Digital Twins – Virtually Reflecting the Physical
Published 3rd November 2021
by David Stent, Content Manager, Energy Council
The concept of twins has long mystified and intrigued societies across the world for thousands of years, often representing two sides of the same entity – the Ying and the Yang, the ‘Great Twin’ stars of Pollux and Castor in the Gemini constellation, the biblical duo of Romulus and Remus – each reflecting the other through differing characteristics.
Within this paradigm and the need to create a better understanding of their operations, energy companies have engaged in developing the concept of ‘digital twins’ – a digital model that reflects the physical. By integrating a network of sensors and monitoring equipment throughout a system, there can be a real-time oversight of operations and wider capabilities to analyse system efficiencies over time. Ultimately, increasing the data and knowledge with which a company runs their operations will lead to lower emissions, lower costs and a more effective business model.
The Energy Council looks at this emerging ‘twin’ technology, the Kognitwin being developed by Kongsberg Digital, who are seeking to provide digital advancement for a sector keen to shift its reputation as climate offenders and magnify their reputation as great innovators.
Unlocking Labour Performance
The labour force within energy companies are often highly educated, technically capable and productive workers – and yet, without the information they require, they are left scraping together answers from a range of colleagues, none of whom will answer instantly. Inevitably, the time taken to gather data from different sources, collating that data and utilizing the findings to inform a decision has clear and direct impacts on performance and productivity.
‘Time on tools’ is a crucial aspect of energy production capabilities, especially in the world of oil and gas which relies on daily production targets. By removing the barriers to data access and expanding competences to include real-time asset performance – workers can give added focus to their core responsibilities while their colleagues assess and maximize their data.

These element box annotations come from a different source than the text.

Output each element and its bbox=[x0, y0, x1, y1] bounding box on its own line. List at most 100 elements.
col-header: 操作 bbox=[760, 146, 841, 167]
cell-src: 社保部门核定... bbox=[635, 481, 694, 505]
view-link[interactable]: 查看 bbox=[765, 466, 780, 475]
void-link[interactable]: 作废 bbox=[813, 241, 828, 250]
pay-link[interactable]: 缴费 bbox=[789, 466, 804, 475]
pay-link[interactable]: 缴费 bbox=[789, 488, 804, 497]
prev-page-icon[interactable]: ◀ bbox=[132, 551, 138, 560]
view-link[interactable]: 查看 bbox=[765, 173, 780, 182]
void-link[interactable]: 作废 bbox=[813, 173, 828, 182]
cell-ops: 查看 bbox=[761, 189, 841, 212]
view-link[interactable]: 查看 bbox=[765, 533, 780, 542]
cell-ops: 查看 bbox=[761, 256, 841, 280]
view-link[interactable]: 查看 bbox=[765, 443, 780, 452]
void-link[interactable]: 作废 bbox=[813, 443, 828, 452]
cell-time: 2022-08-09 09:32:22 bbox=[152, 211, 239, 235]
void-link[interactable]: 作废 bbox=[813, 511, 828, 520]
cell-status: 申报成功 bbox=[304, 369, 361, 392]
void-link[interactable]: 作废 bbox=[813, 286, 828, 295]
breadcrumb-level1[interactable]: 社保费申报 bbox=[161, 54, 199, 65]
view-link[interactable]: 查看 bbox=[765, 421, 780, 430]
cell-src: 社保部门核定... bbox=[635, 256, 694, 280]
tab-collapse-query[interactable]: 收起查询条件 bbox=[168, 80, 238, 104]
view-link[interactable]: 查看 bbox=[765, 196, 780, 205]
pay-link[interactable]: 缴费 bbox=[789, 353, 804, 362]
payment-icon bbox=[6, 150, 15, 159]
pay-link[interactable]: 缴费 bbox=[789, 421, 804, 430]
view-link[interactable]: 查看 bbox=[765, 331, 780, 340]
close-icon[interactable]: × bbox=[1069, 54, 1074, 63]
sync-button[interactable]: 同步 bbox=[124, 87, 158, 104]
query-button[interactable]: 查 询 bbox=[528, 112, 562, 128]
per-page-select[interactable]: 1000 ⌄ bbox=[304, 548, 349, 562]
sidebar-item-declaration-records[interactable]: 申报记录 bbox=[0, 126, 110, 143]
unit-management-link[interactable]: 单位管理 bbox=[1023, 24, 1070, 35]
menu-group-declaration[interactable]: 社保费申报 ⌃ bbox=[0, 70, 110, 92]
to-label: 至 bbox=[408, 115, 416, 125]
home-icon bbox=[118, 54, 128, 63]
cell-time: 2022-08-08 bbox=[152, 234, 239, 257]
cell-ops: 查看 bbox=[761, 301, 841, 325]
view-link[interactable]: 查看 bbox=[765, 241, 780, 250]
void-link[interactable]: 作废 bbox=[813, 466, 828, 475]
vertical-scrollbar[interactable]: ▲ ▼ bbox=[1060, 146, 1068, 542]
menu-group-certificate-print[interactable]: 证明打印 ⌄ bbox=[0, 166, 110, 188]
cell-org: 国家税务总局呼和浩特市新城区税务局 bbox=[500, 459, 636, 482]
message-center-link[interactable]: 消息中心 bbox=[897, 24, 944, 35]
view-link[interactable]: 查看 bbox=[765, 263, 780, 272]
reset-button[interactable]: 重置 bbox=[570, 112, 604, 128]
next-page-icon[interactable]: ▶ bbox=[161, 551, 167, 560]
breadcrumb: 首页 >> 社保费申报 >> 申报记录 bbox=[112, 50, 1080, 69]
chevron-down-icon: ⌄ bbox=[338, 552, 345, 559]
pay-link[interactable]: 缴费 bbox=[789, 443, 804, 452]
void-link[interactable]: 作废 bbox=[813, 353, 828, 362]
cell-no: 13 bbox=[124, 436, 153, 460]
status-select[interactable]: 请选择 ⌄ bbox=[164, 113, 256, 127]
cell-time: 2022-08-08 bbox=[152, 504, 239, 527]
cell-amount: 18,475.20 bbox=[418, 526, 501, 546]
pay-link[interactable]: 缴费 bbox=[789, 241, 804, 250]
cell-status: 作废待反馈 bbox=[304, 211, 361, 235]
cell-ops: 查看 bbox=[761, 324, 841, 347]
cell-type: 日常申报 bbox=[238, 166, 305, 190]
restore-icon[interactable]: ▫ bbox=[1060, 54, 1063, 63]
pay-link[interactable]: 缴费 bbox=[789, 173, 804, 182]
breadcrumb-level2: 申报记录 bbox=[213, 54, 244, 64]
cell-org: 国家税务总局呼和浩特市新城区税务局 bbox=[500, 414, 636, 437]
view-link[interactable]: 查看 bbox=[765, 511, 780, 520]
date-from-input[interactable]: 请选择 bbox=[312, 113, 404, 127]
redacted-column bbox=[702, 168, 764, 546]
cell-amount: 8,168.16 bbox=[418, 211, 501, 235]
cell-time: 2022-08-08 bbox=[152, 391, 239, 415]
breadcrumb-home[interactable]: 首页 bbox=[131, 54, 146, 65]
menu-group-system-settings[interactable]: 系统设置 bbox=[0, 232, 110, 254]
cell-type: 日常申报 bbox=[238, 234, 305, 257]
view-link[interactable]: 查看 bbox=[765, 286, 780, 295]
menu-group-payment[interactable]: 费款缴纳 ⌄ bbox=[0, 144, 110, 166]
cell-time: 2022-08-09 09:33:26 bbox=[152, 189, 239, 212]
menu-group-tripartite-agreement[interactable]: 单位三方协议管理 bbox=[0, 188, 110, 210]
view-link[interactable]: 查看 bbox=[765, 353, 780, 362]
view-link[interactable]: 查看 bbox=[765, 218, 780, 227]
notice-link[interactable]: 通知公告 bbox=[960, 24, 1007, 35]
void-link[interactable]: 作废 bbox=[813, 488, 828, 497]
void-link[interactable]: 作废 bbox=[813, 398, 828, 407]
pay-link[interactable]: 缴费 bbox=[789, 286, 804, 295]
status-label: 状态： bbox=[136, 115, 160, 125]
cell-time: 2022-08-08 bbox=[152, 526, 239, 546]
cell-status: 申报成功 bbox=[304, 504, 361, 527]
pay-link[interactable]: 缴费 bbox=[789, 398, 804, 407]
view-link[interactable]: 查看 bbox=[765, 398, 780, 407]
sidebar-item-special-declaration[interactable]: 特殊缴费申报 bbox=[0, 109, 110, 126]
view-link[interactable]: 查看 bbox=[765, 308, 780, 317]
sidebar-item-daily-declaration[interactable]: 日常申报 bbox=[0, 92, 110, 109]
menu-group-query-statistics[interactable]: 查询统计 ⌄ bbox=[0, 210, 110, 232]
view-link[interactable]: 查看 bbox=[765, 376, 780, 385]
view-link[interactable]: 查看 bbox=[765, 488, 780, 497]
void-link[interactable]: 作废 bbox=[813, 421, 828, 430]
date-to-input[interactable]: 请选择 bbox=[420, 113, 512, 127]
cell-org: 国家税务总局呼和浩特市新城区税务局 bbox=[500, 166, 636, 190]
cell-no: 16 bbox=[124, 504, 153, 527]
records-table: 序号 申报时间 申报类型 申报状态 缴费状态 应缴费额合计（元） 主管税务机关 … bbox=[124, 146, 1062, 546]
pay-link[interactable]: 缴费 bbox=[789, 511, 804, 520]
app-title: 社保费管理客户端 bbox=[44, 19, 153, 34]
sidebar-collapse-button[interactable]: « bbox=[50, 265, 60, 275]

By integrating digital technologies into mechanical equipment, will not just generate efficiencies in the production systems but also permit employees to spend time concentrating on their core responsibilities – creating new efficiencies for the workforce.
Unification & Visualisation
One of the great challenges of the energy transition is to integrate modern technologies into ageing, pre-internet constructions. In the past 20-odd years, our capacity to extract and monitor data has risen exponentially – providing a far deeper understanding of the processes under our control. Central to these advances is the networking and utilization of information between different instruments that are connected to the internet, known as the ‘Internet of Things’ (IoT).
Utilising an IoT network will only produce workable results if the worker knows how to best use and present it that data in a practical way, a time consuming task often exposed to human errors. To most data can be useless or intimidating when presented in its raw, unfiltered state. It is in this realm where data contextualization systems can cut through the clutter, collate the right information and present it in a functional state.
Kongsberg’s KogniTwin refers to this as “unification” software, which unifies data from all systems and process data from an asset into a single useable program. By contextualizing the systems in this way, the company believes productivity is increased as workflows are simplified and users are provided with the necessary support of access to information in real-time.
These processes rely heavily on advanced artificial intelligence and machine learning algorithms that actively process and interpret data with little human inputs, rather learning from previous uses and incidences. Once complete, the data is presented in 3D representations and 2D models that allow the user to visualize and interrogate the system in real-time.
Optimisation through Simulation
Central to the twins capabilities are the manner in which they translate data and visuals to use beyond surface analysis. Kongsberg Digital describes these dynamic simulation processes as, “the combination of physics-based models and data science approaches and cloud scalability lends operators to streamline and scale testing of hypothetical scenarios”.
Such simulations permit energy companies to begin to predict outcomes to drive production optimisation anticipate maintenance and enhance performance – all with the intended outcome of improving decision making at far faster rates than the industry standard.
The energy sector is all about creating efficiencies wherever they can, as more efficient systems simply allow for more time spent on production and less on maintenance, which directly affect the bottom-line. As the saying goes, ‘a penny saved is a penny earned’.